Il y a des études en cours et des débats sur la désintégration de matériaux dans la haute atmosphère, en particulier à cause des grandes constellations qui ont un turn-over assez important, pour justement ne pas laisser de débris en orbite.

sebstein

Même localement, j’imagine que ça doit bien finir par retomber et se disséminer un peu partout dans l’air, le sol ou les océans ?
Et puis, l’ISS n’est pas faite de bois, j’imagine que ce sont des matériaux avec des caractéristiques bien spécifique et probablement hautement polluants.

ebottlaender

Non, ce sont essentiellement des poussières et des tout petits fragments, donc ça retombe au bout d’un moment, et une partie est emmenée par des vents. Compte tenu des concentrations localement et quand ce n’est pas régulier, cela ne pose pas de danger.

La dissémination et les concentrations sont à surveiller si on fait rentrer des centaines de satellites. A ce moment là, oui les transports de poussières etc peuvent peut-être générer des concentrations qui produisent des effets.
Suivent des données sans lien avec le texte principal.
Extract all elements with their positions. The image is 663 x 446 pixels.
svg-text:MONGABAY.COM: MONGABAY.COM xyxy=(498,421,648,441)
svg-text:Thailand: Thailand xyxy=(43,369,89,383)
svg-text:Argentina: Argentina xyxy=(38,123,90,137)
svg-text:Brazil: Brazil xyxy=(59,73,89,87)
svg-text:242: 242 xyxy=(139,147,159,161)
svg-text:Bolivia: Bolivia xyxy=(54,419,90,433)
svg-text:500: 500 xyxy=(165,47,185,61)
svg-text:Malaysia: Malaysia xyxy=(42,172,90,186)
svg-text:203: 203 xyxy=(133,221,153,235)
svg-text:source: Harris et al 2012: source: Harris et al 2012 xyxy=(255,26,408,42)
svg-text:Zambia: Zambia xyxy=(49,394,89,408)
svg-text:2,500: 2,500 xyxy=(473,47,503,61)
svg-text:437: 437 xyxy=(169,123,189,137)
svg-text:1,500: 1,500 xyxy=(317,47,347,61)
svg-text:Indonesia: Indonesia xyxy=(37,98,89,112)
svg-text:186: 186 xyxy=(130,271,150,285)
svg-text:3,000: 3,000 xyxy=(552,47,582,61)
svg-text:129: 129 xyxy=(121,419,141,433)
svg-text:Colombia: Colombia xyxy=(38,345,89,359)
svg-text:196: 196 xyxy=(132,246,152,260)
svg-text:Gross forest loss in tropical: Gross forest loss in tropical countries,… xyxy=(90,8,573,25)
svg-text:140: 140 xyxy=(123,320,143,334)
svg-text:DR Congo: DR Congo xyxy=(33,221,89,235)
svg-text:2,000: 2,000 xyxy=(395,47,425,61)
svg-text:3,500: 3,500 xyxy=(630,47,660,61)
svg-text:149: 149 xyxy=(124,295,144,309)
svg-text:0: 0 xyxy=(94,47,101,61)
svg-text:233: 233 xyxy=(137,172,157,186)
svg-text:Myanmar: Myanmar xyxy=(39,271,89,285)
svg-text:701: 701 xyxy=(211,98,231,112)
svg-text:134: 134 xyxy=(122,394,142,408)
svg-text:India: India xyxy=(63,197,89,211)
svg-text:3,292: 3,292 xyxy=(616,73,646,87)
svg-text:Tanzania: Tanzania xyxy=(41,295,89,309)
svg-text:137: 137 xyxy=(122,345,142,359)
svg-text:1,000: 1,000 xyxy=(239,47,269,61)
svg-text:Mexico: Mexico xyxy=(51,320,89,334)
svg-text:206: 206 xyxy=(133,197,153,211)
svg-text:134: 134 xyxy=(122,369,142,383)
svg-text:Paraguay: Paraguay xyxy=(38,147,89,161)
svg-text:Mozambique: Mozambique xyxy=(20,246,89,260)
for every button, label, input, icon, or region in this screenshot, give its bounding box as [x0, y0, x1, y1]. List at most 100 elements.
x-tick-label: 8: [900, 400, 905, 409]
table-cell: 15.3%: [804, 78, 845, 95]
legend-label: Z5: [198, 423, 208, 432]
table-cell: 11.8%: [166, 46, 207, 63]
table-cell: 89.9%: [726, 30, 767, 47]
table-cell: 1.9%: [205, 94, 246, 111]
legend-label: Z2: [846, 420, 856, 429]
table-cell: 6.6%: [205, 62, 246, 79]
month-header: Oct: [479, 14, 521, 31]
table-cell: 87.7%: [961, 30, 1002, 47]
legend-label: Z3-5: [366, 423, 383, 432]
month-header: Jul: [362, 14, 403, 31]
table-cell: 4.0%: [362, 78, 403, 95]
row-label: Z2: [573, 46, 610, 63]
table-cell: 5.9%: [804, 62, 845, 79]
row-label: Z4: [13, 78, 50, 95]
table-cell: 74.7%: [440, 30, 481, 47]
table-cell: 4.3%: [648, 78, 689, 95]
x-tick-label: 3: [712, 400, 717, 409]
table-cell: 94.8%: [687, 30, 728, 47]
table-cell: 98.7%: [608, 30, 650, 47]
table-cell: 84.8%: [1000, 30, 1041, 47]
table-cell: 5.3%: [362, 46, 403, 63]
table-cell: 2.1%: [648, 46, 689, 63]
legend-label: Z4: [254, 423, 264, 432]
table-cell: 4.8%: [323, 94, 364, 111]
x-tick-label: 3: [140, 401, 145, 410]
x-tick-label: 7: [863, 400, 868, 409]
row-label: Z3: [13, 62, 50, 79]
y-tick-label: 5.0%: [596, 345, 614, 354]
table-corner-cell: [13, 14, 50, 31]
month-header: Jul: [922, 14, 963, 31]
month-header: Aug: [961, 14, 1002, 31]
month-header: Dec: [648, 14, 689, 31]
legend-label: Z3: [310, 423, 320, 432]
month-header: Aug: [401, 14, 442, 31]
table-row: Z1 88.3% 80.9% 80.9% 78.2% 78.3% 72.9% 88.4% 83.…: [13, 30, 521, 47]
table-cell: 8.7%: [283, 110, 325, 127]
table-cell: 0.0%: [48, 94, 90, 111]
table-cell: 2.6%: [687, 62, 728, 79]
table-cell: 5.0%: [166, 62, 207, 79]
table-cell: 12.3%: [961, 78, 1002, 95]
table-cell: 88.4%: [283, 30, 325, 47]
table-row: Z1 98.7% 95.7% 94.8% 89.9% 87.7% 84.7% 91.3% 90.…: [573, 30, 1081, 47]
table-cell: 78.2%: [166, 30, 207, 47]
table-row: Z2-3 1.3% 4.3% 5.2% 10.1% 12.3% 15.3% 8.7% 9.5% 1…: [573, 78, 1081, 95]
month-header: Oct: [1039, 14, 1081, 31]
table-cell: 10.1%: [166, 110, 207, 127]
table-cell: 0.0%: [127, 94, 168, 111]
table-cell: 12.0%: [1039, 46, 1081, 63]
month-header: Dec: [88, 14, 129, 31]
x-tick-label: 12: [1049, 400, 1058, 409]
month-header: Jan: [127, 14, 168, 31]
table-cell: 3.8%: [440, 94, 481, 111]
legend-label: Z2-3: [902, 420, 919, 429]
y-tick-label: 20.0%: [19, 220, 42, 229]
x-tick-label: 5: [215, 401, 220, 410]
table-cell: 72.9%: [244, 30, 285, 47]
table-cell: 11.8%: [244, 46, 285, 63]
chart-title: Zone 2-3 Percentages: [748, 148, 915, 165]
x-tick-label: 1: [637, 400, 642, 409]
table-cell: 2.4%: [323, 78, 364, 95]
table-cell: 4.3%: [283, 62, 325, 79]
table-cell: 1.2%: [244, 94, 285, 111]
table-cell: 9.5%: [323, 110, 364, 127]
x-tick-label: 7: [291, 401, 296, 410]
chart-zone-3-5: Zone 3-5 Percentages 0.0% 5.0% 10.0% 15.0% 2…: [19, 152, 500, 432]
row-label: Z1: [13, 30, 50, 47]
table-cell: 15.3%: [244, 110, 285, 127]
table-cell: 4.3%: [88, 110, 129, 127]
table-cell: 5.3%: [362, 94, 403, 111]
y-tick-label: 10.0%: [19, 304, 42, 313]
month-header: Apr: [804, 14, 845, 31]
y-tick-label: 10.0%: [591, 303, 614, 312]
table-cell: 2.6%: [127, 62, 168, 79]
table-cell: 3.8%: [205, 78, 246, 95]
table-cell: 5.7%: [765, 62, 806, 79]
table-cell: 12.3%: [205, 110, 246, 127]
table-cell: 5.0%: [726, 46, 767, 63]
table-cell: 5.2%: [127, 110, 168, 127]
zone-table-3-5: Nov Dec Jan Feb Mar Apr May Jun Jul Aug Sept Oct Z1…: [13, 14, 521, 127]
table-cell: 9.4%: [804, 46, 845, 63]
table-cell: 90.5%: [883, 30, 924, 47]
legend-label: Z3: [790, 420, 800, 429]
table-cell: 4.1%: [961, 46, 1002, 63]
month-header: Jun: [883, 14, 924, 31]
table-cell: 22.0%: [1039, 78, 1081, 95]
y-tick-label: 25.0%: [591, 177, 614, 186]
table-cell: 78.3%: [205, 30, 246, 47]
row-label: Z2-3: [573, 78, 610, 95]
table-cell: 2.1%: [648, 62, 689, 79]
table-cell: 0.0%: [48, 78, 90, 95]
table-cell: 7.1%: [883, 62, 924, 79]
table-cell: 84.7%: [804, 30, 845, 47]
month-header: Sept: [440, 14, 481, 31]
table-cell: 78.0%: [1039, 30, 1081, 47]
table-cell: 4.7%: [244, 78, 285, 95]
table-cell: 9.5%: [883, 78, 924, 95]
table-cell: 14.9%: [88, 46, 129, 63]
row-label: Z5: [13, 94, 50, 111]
Comme dit, c’est débattu actuellement.

Pour les polluants, tout est brulé à 2500 degrés donc… Je déconseille cependant de sniffer les débris spatiaux.

carinae

Vaste question. :thinking: Sachant qu’il y a environ 1 million de débris de toute taille en orbite… c’est difficile de faire le ménage la haut. En terme de pollution effectivement beaucoup de matériaux ne brûleront pas dans l’atmosphère. Et on peut peut considérer que l’air et forcément l’eau seront pollué par ces matériaux si la station ou ce qu’il en reste atterri réellement dans l’eau. Mais bon …y a t’il une autre solution ?

sebstein

Pourquoi ne pas la désorbiter vers l’extérieur ? Elle finira par se crasher sur un autre objet céleste…

MattS32

Parce que arracher 400 tonnes à la gravité terrestre nécessiterait une quantité d’énergie faramineuse.